Женщина закрывает глаза. Потому что рот, рот растет. Потому что рот становится большим, жестоким и большим.
-- Это же так просто, -- говорит гигантский рот, -- ничего тут особенного нет. Самое обыкновенное дело. Оловянное утро. Оловянный вокзал. Оловянные солдатики. Солдатики -- это были мы. Ничего особенного. Самое обыкновенное дело. Вокзал. Товарный поезд. И лица. Вот и все.
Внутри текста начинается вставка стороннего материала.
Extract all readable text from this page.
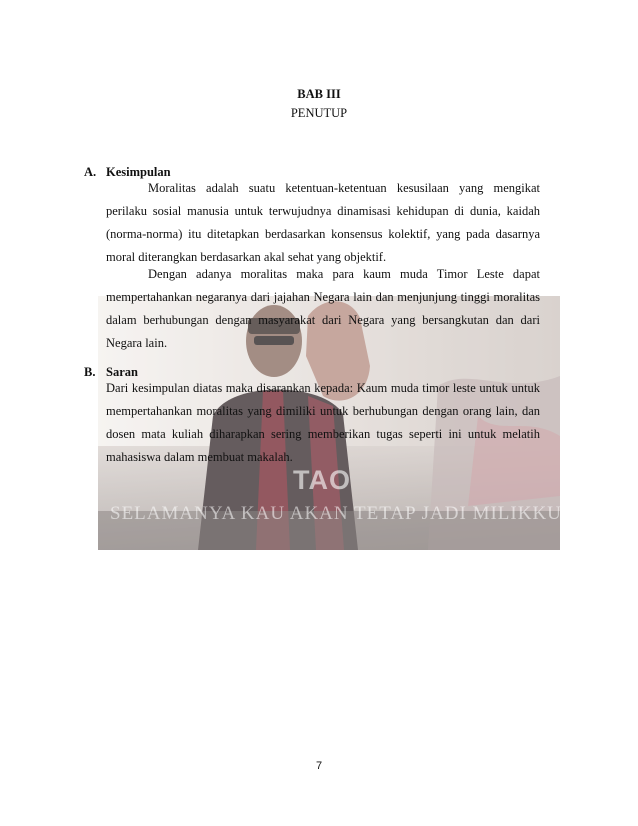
TAO
SELAMANYA KAU AKAN TETAP JADI MILIKKU
BAB III
PENUTUP
A. Kesimpulan
Moralitas adalah suatu ketentuan-ketentuan kesusilaan yang mengikat perilaku sosial manusia untuk terwujudnya dinamisasi kehidupan di dunia, kaidah (norma-norma) itu ditetapkan berdasarkan konsensus kolektif, yang pada dasarnya moral diterangkan berdasarkan akal sehat yang objektif.
Dengan adanya moralitas maka para kaum muda Timor Leste dapat mempertahankan negaranya dari jajahan Negara lain dan menjunjung tinggi moralitas dalam berhubungan dengan masyarakat dari Negara yang bersangkutan dan dari Negara lain.
B. Saran
Dari kesimpulan diatas maka disarankan kepada: Kaum muda timor leste untuk untuk mempertahankan moralitas yang dimiliki untuk berhubungan dengan orang lain, dan dosen mata kuliah diharapkan sering memberikan tugas seperti ini untuk melatih mahasiswa dalam membuat makalah.
7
Когда мы забрались в товарные вагоны, от них разило скотом, от вагонов, кроваво-красных, и тут наши отцы стали шумны и веселы, несмотря на свои оловянные лица и отчаянно замахали шляпами. А матери утирали пестрыми платочками свое безмерное горе: "Смотри не потеряй новые носки, Карлгейнц!" И возлюбленные были там, у них губы болели от прощанья, и груди, и... все у них болело, а сердце и губы еще пылали, и пожар прощальной ночи не погас, далеко еще не погас в оловянных телах. А мы пели, прекрасно пели, пели на весь белый свет, и ухмылялись, и орали так, что сердца стыли у наших матерей. Но вот вокзал -- "Ему рабов не надо!", -- но вот матери -- "Сабля, меч, копье", -- и матери и возлюбленные стали влруг уменьшаться, а шляпа отца, а шляпа отца еще долго мелькала в воздухе: "Будь храбр, Кралгейнц, стой насмерть, будь храбр, мой сын". А наш ротный сидел и записывал в донесении: отбытие 6 часов 23 минуты. В кухонном вагоне рекруты с мужественными лицами частили картошку. В конторе на Бисмаркштрассе господин доктор Зоммер, адвокат и нотариус, сказал: "Моя авторучка сломалась. Пора, пора войне кончаться". За городом вскрикивал паровоз. А в вагонах, в темных вагонах каждый еще чуял запах горячих возлюбленных. В темноте чуял. Но при свете коптилки не позволил себе ни единой слезы. Никто из нас. Мы пели безутешную мужскую песню о Мадагаскаре, а кроваво-красные вагоны воняли скотом, ведь люди были у нас на борту. Э-ге-ге, друзья, и никто не позволил себе ни единой слезы, э-ге-ге, девчушка, каждый день кто-нибудь падает за борт, а в воронках разлагается красный теплый малиновый сироп, однократный сироп, для которого нет замены и который ни за какие деньги не упишь, ни за какие... И когда страх заставлял нас глотать придорожную грязь и бросал в растерзанное материнское лоно земли, тогда мы заклинали небо, глухонемое небо: не вводи нас во искушение дезертирства и отпусти нам вот эти автоматы, прости нас. Но не было никого, чтобы простить нас. Никого не было. А дальше... Но для этого не существует вокабулы, перед этим все -- болтовня, ибо кто знает размер для жестяного лая автоматов и кто знает рифму для вскрика восемнадцатилетнего мужчины, который зажав в руках свои кишки, исходит стонами на передовой? Кто же, кто? Ах, никто!..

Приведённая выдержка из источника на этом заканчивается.